While we agree with the trial judge's ruling that MUSC has no statutory authority to dispose of buildings or personal property absent the authorization of Act No. 390, we find Act No. 390 does not violate article III, §§ 17 and 34(IX). Since Act No. 390 is valid, the injunction issued in this case is
1. See S.C.Code Ann. §§ 59-123-60 (power to make bylaws and regulations and confer degrees in medicine and other health related professions); -80 (power to grant rights-of-way and easements for widening streets); -90 (power of eminent domain); -95 (power to borrow for purchase of diagnostic and therapeutical equipment); -210 (power to acquire and renovate student and faculty housing); and -220 and -310 (power to issue revenue bonds).
2. 1913 S.C. Act No. 126.
3. The distinction between a certificate of renewal and a charter is evident from the procedural requirements for each.
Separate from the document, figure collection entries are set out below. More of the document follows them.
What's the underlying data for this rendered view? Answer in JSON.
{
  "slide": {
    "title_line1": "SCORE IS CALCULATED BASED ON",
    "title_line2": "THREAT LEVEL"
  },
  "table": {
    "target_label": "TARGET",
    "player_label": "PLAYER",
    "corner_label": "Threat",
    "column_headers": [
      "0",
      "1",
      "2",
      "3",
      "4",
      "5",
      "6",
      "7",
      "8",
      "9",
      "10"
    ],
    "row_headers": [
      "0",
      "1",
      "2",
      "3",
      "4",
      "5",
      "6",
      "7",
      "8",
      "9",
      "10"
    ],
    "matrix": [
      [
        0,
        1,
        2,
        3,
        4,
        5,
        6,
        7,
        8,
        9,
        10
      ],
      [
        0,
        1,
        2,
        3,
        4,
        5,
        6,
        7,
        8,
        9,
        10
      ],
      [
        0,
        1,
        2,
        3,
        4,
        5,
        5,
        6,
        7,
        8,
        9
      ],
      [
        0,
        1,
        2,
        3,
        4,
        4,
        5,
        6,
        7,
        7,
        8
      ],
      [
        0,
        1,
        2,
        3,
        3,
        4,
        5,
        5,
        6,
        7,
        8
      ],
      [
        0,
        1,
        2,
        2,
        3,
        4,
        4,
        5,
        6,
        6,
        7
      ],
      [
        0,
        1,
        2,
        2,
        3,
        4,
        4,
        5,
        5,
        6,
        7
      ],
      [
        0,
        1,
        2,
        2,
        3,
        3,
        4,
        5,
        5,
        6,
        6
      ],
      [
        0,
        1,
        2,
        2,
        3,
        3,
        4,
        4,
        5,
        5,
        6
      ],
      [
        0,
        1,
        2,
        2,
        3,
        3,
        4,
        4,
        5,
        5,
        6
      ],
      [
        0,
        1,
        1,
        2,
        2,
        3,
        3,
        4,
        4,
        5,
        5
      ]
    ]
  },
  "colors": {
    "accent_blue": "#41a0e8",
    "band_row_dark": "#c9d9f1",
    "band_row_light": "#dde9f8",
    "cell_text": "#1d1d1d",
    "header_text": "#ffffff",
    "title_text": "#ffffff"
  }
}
A certificate of renewal could be obtained for a corporation with an expired charter simply by filing a petition signed by at least three officers, stockholders, or members. 1898 S.C. Act No. 333, § 8. In contrast, a corporation with a valid charter could “surrender its charter and secure a new charter under this Act” upon a majority vote of its stockholders. 1896 S.C. Act No. 45, § 10.
4. At the time H.3915 was passed by both houses, its title indicated the following:TO AMEND SECTION 59-103-10 CODE OF LAWS OF SOUTH CAROLINA 1976, RELATING TO THE STATE COMMISSION ON HIGHER EDUCATION ․; TO ADD SECTION 59-103-45 SO AS TO PROVIDE THAT THE COMMISSION ON HIGHER EDUCATION SHALL ESTABLISH PROCEDURES ․; TO AMEND SECTION 59-103-60, RELATING TO RECOMMENDATIONS OF THE COMMISSION ON HIGHER EDUCATION TO THE BUDGET AND CONTROL BOARD AND THE GENERAL ASSEMBLY ․; TO AMEND SECTION 59-103-90 RELATING TO THE PROFESSIONAL STAFF OF THE COMMISSION ․; AND TO CREATE A JOINT LEGISLATIVE COMMITTEE TO STUDY THE GOVERNANCE, OPERATION, AND STRUCTURE OF HIGHER EDUCATION IN SOUTH CAROLINA.By the time H.3915 was ratified, however, the title had been amended to reflect that it was:AMEND[ING] CHAPTER 7, TITLE 44, CODE OF LAWS OF SOUTH CAROLINA 1976, RELATING TO HOSPITALS BY ADDING ARTICLE 25 SO AS TO AUTHORIZE THE BOARD OF TRUSTEES OF THE MEDICAL UNIVERSITY OF SOUTH CAROLINA (MUSC) TO ENTER INTO LEASE, SALE, AND OTHER AGREEMENTS TO TRANSFER THE MANAGEMENT AND OPERATIONS OF THE MEDICAL UNIVERSITY HOSPITAL INCLUDING ITS LAND, FACILITIES, AND ASSETS TO ONE OR MORE PRIVATE OPERATORS UNDER CERTAIN TERMS AND CONDITIONS․
5. In Wingfield, we noted that the Constitution does not specifically require legislative journals to show titles of bills and ruled that only matters constitutionally required to be entered in legislative journals can be used to impeach an enrolled bill. 144 S.E. at 850. See article III, § 22 (yeas and nays of members of either house be entered on journal at desire of specified number from each house respectively); article XVI, § 1 (constitutional amendment with yeas and nays must be entered).
FINNEY, C.J., TOAL, WALLER and BURNETT, JJ., concur.